The developer experience is a lot more regimented on ServiceNow. We don't have the same freedoms offered by something like VS Code. Moreover, as our processes become more complex, there are a lot more places where problems could arise: Flows, Workflows, business rules, script includes, ACLs etc. With a vanilla codebase, all of your code is in one place. This makes tracing and hunting down bugs much simpler than in ServiceNow.

Why not just stop making mistakes?

Shouldn't it be our job as professional software developers to write good code that works? After all, surgeons don't operate carelessly and iron out problems during a second attempt. Why aren't we capable of getting it right first time?

In an ideal world, of course, we'd be able to write perfect code that runs correctly the first time round. I admit that we can be a careless lot at times. But there are always complications:

  • a script that depends on the latest version of another script include that hasn't yet been imported;
  • a user managing to trigger a weird, niche edge case that was accidentally not considered during development;
  • a critical piece of infrastructure that breaks because of an API key that has expired;
  • an honest mistake, e.g. typo in one of the free-entry refqual fields that doesn't get spellchecked (you could say it's careless, but the odds are against you in these situations);
  • or just something that was overlooked throughout the entire release cycle by everyone, dev and non-dev alike (it happens).

There are many places where failure can happen. Some software projects have such an extensive list of user stories that it's nigh impossible to prevent the occasional problem. C'est la vie.

Fit and forget

ServiceNow is mostly treated as a fit-and-forget product: you spend loads of effort setting the system up, but once it's all set up, you leave it in place without making any significant changes.

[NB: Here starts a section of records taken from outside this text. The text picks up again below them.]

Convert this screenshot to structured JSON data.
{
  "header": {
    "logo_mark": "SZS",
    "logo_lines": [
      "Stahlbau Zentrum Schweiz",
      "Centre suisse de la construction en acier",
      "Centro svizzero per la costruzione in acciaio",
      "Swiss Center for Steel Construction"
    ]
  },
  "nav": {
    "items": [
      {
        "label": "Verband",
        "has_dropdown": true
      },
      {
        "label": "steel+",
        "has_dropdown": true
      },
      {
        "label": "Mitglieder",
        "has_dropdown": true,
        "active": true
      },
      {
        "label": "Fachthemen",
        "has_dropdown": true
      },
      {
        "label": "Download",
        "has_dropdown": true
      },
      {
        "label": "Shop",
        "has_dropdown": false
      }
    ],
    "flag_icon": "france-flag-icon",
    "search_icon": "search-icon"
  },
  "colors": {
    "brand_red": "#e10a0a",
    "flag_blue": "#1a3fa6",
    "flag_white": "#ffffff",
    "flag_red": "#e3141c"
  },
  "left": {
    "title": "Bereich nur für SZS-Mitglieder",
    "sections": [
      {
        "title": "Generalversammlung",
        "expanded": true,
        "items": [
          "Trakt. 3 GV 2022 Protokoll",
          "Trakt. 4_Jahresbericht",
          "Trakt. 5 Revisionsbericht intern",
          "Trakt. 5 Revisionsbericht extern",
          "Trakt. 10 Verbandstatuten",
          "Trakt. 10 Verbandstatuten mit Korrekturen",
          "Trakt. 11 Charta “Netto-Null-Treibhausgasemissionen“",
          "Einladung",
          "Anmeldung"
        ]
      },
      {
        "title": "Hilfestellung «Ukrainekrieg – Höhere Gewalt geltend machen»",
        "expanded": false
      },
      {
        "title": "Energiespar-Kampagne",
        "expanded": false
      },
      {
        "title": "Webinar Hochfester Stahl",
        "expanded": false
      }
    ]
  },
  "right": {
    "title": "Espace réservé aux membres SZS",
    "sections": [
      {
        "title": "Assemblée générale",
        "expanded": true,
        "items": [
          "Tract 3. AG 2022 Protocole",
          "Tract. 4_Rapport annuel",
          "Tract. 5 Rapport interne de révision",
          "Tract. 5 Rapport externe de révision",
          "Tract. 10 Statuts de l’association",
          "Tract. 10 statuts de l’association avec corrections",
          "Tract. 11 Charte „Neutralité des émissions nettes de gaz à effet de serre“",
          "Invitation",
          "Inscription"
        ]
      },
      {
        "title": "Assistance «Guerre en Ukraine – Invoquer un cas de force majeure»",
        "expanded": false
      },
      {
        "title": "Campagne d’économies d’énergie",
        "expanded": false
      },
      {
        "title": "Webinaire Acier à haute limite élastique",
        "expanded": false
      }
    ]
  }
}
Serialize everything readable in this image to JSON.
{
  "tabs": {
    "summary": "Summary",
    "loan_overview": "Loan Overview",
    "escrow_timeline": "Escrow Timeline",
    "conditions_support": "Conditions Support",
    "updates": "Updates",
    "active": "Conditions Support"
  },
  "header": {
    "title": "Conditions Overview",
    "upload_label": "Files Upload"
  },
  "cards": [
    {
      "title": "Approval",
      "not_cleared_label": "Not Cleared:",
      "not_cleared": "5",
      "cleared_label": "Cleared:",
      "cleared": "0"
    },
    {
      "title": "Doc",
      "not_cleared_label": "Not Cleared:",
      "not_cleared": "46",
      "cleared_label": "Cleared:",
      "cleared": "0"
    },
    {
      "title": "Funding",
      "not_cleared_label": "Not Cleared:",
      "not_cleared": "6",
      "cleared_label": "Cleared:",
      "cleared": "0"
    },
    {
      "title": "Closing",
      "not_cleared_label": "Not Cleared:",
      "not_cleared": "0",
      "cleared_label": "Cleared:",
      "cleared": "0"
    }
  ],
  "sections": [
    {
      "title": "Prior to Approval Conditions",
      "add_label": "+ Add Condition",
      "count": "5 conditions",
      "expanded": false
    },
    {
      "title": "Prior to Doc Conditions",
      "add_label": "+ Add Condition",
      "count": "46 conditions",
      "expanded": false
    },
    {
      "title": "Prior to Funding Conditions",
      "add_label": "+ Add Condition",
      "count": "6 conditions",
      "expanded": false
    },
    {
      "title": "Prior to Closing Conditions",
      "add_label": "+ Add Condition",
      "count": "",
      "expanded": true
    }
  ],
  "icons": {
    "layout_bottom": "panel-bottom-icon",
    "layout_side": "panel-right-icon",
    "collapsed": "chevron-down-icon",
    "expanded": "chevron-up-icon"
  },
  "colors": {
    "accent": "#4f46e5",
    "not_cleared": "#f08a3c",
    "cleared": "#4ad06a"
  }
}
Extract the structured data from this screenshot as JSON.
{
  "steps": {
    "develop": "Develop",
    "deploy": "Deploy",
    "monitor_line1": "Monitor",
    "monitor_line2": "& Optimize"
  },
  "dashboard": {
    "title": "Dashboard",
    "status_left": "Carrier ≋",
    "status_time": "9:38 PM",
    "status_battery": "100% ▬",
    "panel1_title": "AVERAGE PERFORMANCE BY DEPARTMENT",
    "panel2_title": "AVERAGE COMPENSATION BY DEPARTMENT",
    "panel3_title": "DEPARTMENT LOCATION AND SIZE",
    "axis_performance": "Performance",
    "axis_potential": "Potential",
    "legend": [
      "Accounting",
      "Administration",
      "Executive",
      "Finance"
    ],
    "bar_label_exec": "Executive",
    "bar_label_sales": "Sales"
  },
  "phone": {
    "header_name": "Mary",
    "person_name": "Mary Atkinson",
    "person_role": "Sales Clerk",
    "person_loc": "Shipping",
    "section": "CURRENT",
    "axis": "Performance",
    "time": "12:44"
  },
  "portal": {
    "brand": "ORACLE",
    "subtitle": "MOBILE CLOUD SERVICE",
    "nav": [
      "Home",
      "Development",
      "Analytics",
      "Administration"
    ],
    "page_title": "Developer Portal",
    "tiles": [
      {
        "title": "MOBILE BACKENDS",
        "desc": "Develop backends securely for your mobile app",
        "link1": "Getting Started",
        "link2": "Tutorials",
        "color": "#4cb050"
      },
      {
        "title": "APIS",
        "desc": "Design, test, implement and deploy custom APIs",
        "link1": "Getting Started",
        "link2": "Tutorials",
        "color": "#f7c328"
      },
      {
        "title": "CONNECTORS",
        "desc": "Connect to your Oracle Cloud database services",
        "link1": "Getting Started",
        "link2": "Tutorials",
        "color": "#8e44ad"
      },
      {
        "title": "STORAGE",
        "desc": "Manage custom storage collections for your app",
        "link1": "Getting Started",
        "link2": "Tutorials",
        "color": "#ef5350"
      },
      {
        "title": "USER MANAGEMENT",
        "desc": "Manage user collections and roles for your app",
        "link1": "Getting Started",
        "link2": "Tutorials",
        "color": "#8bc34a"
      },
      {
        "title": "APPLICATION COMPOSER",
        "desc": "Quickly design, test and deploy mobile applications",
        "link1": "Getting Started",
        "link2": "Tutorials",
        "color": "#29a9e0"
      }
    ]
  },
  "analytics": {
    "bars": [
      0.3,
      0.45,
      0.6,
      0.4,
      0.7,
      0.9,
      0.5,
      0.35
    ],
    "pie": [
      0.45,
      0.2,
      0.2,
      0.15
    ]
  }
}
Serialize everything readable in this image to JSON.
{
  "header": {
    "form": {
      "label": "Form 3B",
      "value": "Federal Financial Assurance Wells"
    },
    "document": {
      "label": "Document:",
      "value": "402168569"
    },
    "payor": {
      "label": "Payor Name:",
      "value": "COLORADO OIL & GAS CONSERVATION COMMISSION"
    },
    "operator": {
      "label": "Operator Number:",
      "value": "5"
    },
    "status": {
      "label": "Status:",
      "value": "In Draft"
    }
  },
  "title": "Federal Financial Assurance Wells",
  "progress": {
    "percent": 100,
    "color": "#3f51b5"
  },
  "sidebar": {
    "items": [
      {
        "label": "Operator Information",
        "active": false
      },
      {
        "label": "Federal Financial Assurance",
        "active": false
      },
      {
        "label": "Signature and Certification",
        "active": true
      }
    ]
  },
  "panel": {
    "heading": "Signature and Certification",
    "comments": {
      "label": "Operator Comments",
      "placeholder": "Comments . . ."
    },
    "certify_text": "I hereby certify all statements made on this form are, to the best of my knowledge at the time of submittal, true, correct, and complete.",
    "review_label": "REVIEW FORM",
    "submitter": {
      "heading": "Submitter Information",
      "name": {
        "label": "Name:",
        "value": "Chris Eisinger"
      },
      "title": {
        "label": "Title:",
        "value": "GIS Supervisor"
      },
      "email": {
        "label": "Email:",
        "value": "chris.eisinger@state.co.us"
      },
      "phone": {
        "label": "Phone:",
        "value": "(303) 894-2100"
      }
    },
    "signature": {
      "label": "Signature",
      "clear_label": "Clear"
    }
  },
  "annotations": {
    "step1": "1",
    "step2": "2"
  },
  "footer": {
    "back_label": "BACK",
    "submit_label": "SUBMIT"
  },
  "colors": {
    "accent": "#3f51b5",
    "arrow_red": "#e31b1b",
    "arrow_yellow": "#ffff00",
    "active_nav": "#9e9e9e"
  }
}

In other words, after it has passed through the development stage, testing and deployment—i.e. by the time real users touch it—it's supposed to be perfect.

However, given that (small) bugs are inevitable, even in production, you need a system that can silently handle any bugs without causing confusion to the user. End-users need to have faith in the final product, with the ability to use it without running into work-blocking JavaScript errors.